I like wiki because it's such a clean, fast, text layout with nothing special. I don't see how this is going to improve things.
The "Porn" entry bring down the whole Wikipedia site in the first hour.
It amazes me that the company that "promotes" open source uses a proprietary or not fully open method (read Flash), to deliver video. What's going on?
I don't know/care about kaltura, but from TFA:
Well, presumably it will only be notable video that's allowed.
And presumably also, every band on Earth will have a sample of their video on every page they can get away with, as well as every company that now successfully uses Wikipedia to astroturf their products will get a nice demo video up too.
It seems that as each month passes wikipedia becomes less and less relevant, and less reputable. Wholly because of bad administrative decisions.
Title is somewhat misleading. Wikipedia has had video for years. For example scroll down at http://en.wikipedia.org/wiki/Morris_C8 or for direct to video http://en.wikipedia.org/wiki/File:Morris_C8_towing.ogv
It's always nice to see new tools in the toolbox. I just wonder what kind of edit wars we can look forward to seeing. Could they be like this?
http://en.wikipedia.org/wiki/Talk:Human_anus
Strange, apparently a "person" can only be female.
I know, I know, if it said "he" no one would notice, but obviously this person was going out of their way to say "her", so why not just go with "they"? I know it's not grammatically correct (according to an English teacher I had) but at least it works, and it should be correct.
Anyway, it just annoys me when someone goes out of their way to try to end the male gender bias only to throw in female gender bias instead of making it gender neutral. -Taylor
Usually, they're college males hoping to get laid by progressive chicks.
It never works that way, btw.
Advice: on VPS providers
I have donated to Wikipedia a few times over the years. But I think I will stop if this video 'enhancement' takes off. I can think of no article I have ever read that would have been served better by video on the same page. Just reference a video from a source site. I thought Wikipedia was a non-profit organization running an lean crew of committed semi-volunteers, not a business looking to 'drive traffic' to their site.
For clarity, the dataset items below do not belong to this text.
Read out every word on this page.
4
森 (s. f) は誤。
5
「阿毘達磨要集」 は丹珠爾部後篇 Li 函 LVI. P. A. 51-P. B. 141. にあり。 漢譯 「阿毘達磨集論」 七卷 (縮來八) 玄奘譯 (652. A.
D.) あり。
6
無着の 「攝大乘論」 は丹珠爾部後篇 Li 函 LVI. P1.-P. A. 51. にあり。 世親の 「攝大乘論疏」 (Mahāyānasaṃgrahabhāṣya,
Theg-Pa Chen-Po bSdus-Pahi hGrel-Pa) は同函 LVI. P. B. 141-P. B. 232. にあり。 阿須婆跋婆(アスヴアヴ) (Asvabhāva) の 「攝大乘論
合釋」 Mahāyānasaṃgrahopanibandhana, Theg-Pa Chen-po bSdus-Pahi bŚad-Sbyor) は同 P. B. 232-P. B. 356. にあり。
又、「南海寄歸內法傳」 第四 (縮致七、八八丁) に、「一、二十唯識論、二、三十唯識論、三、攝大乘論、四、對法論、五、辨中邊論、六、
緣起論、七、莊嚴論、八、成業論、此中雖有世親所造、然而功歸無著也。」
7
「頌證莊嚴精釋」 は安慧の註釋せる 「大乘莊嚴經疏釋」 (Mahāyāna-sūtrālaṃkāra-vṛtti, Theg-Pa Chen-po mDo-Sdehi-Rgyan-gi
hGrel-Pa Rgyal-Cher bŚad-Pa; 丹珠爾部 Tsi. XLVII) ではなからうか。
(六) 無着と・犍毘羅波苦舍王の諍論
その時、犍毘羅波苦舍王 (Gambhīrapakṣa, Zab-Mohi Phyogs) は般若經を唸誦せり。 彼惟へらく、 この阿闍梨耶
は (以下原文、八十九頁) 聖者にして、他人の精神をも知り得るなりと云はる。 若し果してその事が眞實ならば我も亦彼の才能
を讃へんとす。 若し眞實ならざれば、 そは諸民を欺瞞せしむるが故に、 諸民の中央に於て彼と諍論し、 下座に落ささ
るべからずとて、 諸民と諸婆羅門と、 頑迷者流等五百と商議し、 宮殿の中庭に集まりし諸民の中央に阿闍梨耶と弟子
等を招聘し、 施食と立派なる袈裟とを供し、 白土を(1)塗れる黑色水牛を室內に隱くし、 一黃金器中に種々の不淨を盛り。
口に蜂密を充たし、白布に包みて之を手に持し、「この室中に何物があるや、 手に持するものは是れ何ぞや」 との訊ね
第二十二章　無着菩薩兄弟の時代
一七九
I judt got a nre Kinesis keybiartf so please excusr ant egregiou typos.
So you acknowledge that all three possibilities offered by the English language are flawed, but you still criticise the author for picking one you evidently have a problem with?
For heaven's sake - get over it.
Apparently the feminists won and we're so fucking PC now that there are no males on the internet.
Let's face it: in English, if you talk about someone, you either have to specify his/her gender, or pretend they're more than one person.
Technically, that's grammatically incorrect. A singular object referred to as a plural object, as was mentioned above. The correct way to do so would be to say he or she or his or her. I suppose we could be like the French and assume the male gender. Then again, why assume? This is Slashdot!